Selected by NASA in December 1994, Sturckow reported to the Johnson Space Center in March 1995. He completed a year of training and evaluation and was assigned to work technical issues for the Vehicle Systems and Operations Branch of the Astronaut Office. He served as pilot on STS-88 in 1998 (the first International Space Station assembly mission), and on STS-105 in 2001. Sturckow was the commander of the STS-117 mission in 2007, and of the STS-128 mission launched on August 28, 2009. Sturckow was also the launch CAPCOM for STS-130 in February 2010, and for STS-131 in April 2010. On January 13, 2011, NASA named Sturckow as the backup commander for STS-134. The appointment allowed the commander, Mark Kelly (who subsequently flew the mission), to continue to support his wife, Congresswoman Gabby Giffords, while she recovered from an attempted assassination.
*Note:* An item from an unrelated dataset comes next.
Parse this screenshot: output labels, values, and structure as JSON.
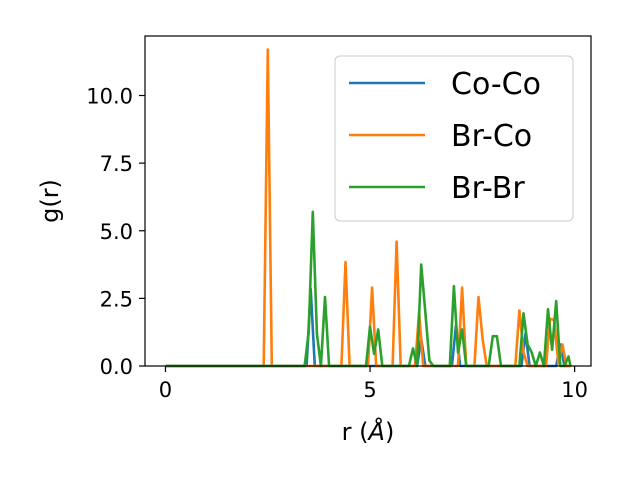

Sturckow left NASA in March 2013. During his 18-year tenure, he served in multiple technical and leadership roles supporting Johnson Space Center's Astronaut Office including chief of the Capsule Communicator (CAPCOM) Branch and chief of the International Space Station Branch.

==Post-NASA career==
On May 8, 2013, Virgin Galactic announced they had hired Sturckow for flight testing of the SpaceShipTwo spacecraft and the White Knight Two aircraft, as the company prepares for subsequent commercial operations. On December 13, 2018, he reached outer space with the VSS Unity according to America's definition of the space border.